Thermal conductivity of steelmaking slag-based controlled low-strength materials over entire range of degree of saturation: A study for ground source heat pump systems

Abstract

Controlled low-strength materials (CLSMs) with high workability and relatively high thermal conductivity can function as a thermal grout in the heat exchanger of ground source heat pump systems. The degree of saturation of CLSM strongly influences its thermal conductivity and thus affects the heat transfer capacity of the heat exchanger system. This study investigates the degree of saturation–thermal conductivity relationship of steelmaking slag-based CLSM using two sample preparation methods: a modified high-pressure membrane extractor coupled with a thermal needle probe (HP) and air-dried (AD) methods. The effect of grinding steelmaking slag on the mechanical properties and thermal conductivity of CLSM is also evaluated.

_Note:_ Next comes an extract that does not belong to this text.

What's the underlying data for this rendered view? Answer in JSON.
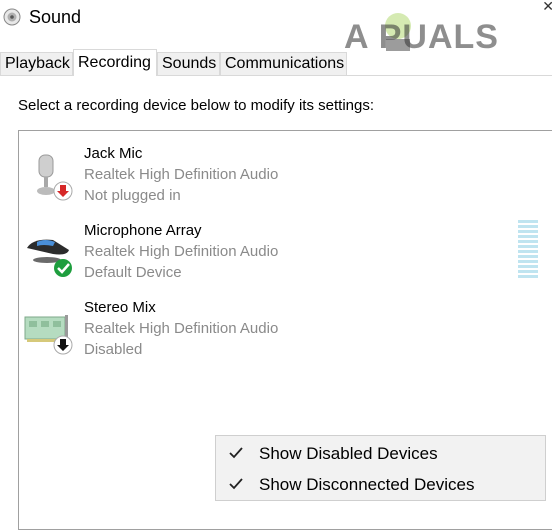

The engineering properties test results indicate that ground steelmaking slag presents a positive effect on the compressive strength and thermal conductivity of CLSMs owing to the reduction of the inherent porosity and increased specific surface area of the raw steelmaking slag by the grinding. The degree of saturation and thermal conductivity have a linear relationship for both the AD and HP test methods. However, it was found that the AD method overestimates the thermal conductivity owing to the uneven distribution of the water content in the specimen. Finally, predictive equations are proposed to estimate the thermal conductivity of CLSM for the entire range of degree of saturation. Compared to the recently proposed equation, these equations are more appropriate for thermal conductivity estimation of grouting materials based CLSM, especially at low water content.